Some collectors only go for gold, which makes sense if you’re trying to ensure value, but it does mean that many excellent watches aren’t going to be available to you. Having at least one, though, is a great addition to even a small collection.

Mine is a 1967 Omega Seamaster Deville Automatic. I bought it in New Orleans for my birthday a couple years ago (I was born in ‘67). It’s in fantastic condition, and I don’t wear it much because I want to keep it that way.

#4: A fun watch

M-I-C-K-E-Y M-O-U-S-E!

Every collection should have a watch that’s there just for fun. For me, it’s a 1970s Helbros Mickey Mouse model. There have been countless Mickey Mouse watches over the years, but some cost a pretty penny (such as old Ingersoll models from the 30s) while many are closer in mechanical quality to wind-up toys than watches. The Helbros uses a Lorsa manual-wind movement that’s better quality than those used in most character watches, and as a result, my Mickey is actually a pretty reliable timekeeper.

#5: A “wow” watch

I suppose anyone who only wears Pateks is always wearing a “wow” watch, but most of my vintage pieces are small and relatively understated by modern standards. It’s fun, though, to have a watch or two that catch people’s attention. I actually have a couple.

One is a Benrus Dial-o-Matic, a unique jump-hour watch from the 50s that simply stands out. It’s a wow not only at a distance because of the interesting dial, but also up close when people realize that the star in the center is the seconds hand.

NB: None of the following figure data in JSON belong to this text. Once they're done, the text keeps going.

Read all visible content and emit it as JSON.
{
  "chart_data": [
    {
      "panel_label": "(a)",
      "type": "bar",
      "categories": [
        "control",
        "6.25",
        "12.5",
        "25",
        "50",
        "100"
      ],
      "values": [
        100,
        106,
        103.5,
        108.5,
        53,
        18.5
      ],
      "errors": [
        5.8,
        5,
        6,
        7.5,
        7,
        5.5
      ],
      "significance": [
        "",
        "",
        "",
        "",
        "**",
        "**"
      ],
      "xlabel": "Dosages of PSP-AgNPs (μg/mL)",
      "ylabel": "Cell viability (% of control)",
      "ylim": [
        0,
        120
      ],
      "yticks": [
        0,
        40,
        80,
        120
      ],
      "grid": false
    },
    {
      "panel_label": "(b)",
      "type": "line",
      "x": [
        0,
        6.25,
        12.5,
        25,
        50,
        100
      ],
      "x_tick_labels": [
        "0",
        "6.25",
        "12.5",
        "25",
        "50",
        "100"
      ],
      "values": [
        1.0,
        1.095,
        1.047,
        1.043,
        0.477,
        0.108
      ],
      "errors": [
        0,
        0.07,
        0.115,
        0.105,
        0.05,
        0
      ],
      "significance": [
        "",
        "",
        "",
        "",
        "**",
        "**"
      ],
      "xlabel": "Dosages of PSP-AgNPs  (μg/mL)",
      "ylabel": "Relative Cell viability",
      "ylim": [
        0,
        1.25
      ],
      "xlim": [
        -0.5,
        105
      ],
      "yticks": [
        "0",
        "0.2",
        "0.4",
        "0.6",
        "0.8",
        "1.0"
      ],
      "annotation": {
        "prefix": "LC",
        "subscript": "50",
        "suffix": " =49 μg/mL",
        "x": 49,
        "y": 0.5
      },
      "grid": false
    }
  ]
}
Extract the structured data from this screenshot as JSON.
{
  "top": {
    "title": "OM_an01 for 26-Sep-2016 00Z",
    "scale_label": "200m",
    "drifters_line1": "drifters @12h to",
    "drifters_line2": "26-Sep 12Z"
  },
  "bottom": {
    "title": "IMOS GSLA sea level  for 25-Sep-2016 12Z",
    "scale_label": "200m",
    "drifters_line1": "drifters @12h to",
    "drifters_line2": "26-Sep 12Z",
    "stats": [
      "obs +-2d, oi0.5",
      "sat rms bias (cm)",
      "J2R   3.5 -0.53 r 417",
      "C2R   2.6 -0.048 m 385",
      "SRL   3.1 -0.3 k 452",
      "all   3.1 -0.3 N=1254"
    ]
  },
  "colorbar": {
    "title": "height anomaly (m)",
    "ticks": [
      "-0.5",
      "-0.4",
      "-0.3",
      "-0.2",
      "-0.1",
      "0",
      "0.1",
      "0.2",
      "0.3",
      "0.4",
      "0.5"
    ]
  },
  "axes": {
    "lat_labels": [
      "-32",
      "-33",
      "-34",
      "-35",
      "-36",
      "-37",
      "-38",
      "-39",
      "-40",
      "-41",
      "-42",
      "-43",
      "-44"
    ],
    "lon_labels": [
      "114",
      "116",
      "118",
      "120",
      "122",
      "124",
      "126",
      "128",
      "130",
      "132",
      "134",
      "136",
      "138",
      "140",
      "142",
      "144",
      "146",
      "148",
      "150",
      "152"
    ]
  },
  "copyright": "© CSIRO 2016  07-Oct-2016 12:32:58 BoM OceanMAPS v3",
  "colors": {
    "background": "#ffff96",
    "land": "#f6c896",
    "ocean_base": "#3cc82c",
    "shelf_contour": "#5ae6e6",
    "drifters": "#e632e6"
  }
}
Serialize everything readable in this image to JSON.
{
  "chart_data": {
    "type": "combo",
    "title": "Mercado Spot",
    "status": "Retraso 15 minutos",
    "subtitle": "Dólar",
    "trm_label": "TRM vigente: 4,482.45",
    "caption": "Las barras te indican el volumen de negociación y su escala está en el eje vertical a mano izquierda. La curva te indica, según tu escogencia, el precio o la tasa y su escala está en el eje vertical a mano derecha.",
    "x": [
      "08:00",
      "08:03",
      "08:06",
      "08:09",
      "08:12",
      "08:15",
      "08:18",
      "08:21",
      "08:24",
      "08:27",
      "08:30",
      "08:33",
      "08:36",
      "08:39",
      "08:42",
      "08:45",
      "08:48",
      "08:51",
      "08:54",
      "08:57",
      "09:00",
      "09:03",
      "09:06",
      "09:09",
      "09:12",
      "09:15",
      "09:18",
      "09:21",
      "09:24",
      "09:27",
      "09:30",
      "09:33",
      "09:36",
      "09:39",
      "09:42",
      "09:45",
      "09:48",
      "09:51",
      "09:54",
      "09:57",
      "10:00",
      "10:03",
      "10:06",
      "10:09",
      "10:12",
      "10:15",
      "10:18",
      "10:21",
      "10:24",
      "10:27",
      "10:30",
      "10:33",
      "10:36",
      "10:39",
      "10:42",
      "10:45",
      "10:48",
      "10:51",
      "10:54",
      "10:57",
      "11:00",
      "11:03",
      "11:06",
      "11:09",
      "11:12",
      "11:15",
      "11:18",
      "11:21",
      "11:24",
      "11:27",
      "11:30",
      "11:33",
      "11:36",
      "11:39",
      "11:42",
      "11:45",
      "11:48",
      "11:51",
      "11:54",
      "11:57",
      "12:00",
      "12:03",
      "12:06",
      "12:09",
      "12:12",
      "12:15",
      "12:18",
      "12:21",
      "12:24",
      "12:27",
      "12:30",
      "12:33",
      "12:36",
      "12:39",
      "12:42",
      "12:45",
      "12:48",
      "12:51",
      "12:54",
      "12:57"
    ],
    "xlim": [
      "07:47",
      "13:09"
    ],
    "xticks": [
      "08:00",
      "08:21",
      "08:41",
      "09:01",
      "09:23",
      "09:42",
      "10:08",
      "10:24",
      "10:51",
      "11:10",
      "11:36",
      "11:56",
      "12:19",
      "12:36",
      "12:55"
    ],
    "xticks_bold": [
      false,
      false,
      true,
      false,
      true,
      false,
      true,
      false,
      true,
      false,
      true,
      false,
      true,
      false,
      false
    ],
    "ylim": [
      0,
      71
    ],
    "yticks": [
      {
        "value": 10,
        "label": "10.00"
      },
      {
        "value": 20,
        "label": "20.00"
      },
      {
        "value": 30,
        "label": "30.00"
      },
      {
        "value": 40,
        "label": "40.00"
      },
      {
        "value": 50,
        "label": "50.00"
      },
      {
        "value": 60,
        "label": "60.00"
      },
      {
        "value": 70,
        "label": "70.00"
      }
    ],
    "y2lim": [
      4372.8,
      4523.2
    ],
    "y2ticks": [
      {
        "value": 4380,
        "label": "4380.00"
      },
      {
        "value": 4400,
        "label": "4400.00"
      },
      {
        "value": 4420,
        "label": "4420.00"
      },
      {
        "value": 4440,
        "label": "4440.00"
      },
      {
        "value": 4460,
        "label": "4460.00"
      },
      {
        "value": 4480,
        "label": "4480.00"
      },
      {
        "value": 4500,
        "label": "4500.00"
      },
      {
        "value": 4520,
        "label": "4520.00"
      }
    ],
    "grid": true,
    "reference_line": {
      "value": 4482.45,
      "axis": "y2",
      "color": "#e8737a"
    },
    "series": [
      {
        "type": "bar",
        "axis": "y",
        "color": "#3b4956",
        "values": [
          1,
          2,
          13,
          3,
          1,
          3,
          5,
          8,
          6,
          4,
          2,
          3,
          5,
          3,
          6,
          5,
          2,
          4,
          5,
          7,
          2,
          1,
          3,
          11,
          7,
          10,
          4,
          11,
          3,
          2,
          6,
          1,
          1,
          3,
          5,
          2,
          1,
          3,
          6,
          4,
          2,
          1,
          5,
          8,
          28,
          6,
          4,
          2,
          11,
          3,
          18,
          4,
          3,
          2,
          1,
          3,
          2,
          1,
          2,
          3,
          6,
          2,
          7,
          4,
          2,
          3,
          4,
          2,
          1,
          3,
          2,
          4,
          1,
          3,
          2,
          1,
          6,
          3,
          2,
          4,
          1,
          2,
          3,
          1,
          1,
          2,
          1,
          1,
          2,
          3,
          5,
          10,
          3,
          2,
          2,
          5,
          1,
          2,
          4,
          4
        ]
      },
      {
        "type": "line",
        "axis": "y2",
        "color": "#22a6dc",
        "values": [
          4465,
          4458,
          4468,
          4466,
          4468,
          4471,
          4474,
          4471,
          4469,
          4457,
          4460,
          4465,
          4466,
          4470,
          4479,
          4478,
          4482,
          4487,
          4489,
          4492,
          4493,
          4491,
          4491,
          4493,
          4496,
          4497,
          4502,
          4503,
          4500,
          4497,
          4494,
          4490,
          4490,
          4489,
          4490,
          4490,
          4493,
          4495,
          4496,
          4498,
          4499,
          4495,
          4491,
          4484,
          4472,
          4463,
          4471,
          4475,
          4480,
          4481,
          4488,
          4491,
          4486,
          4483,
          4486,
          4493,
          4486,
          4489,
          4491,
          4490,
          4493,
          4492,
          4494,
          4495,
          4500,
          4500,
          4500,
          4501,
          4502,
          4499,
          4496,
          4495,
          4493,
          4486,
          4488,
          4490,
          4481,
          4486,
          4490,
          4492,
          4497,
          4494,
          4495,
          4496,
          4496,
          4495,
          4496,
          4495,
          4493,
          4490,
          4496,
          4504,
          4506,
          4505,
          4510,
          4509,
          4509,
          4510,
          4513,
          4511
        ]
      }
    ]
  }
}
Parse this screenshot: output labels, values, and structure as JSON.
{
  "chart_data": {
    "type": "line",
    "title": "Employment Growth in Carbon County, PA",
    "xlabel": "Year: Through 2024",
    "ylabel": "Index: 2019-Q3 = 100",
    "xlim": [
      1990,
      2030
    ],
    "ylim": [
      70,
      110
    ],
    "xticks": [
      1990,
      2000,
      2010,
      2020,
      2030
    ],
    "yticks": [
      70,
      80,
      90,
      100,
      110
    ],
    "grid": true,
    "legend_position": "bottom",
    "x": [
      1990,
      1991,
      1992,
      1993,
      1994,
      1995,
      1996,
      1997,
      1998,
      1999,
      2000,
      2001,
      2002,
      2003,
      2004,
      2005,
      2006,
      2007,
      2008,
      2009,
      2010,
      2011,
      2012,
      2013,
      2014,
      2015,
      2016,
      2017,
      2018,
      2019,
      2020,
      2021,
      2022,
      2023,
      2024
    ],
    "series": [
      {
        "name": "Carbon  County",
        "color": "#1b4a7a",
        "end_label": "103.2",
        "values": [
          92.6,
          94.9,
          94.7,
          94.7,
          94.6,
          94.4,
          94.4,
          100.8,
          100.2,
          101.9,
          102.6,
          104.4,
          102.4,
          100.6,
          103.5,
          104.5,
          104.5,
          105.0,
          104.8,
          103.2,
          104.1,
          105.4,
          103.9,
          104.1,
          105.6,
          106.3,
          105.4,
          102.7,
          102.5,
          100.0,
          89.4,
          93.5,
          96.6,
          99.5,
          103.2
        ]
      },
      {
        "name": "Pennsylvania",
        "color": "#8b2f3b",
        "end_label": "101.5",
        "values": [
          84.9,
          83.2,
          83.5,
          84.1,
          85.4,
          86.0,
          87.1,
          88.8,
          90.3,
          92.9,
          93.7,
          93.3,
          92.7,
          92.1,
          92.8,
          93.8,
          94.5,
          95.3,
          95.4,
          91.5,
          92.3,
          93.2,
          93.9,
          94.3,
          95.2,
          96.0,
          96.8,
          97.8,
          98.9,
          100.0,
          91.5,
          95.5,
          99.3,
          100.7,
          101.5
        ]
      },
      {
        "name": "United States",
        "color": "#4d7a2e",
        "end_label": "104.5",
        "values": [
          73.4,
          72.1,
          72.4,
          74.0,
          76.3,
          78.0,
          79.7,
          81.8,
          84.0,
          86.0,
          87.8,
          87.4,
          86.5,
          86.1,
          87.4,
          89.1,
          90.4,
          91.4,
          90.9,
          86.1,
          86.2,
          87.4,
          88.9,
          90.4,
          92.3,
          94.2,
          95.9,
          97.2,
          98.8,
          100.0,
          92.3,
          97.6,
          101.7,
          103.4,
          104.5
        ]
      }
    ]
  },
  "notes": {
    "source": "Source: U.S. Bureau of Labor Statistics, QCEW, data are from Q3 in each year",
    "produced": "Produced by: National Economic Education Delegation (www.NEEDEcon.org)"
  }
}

The other is a Bulova Sky King. They rarely show up online and clearly weren’t very popular when they came out in the 50s, but they have a fascinating look, with a black dial and numerals that live outside the crystal on the bezel. I found one on eBay not long ago and probably overpaid, but it’s in excellent condition for a 65-year-old watch and simply doesn’t look like any other watch.